General crime statistics and Ethnicity Flashcards
Per how many people is crime drawn from official police statistics?
Since the year 2015 what has happened to the crime rate?
How are official crime statistics processed?
What is the Crime Survey of England and Wales? What does it not include?
What is the dark figure of crime?
-Crime rate is collected by the number of crime per 1,000 individuals.
- Since the year 2015 the crime has increased. (particularly homicides)
-Official crime statistics are gathered by what is recorded by the police then what is processed by the CJS.
-The Crime survery of England & Wales is a large Home Office survey. Where people report crimes they have been victim of. But doesn’t include ‘victimless crimes’.
-The dark figure of crime: Many most crimes are not included in either measurement.
(2014) What of the prison population is black?
What population of the prison is white?
-13.2% of the prison population is black(they make up approx 3% of the population so overrepresented).
-73.8% of the prison population is white.(they make up 88.3% of the population so underrepresented).
Do the statistics present a clear picture? While minorities are likely to be stopped and searched who is more likely to be convicted?
What is the reason?
-NO.
-Whilst ethnic minorities are likley to be stopped and searched white people are more likely to be found guilty.
-Ethnic minorities are more likely to be wrongly arrested.
What should sociologists consider when reviewing statistics?
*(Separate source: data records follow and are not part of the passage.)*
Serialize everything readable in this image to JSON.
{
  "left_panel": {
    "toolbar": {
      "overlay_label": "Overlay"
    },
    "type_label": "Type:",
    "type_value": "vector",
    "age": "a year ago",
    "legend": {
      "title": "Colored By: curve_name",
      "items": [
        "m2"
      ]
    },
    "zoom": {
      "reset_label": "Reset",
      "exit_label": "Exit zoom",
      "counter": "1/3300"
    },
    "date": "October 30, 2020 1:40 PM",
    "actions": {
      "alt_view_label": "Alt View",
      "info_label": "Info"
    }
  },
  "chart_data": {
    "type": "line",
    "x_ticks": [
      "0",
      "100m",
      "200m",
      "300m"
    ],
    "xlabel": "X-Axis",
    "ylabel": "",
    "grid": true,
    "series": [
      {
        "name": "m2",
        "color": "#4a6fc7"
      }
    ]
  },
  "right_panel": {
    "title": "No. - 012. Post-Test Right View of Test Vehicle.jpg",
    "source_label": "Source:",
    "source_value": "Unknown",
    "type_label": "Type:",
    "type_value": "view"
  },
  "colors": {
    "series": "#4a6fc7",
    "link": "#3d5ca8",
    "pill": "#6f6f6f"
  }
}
-Statistical patterns may be broadly accurate; therefore what factors could lead to that pattern?
-Statistical patterns may be inaccurate; therefore, what factors could cause this?
What theories can be used to explain high crime rates among ethnic minorities?
-Strain theory(link to education).
-Bonds of attachment and right realism(transient inner-communities)
-Marxist(overlap between ethnicity and social class)
-Labelling(negative labelling could cause self fulfilling prophecy).
-Left realist(social exclusion and relative deprivation).
1993 following Stephen Lawerence’s murder what did the Mcpherson report conclude about the Mertropolitan police?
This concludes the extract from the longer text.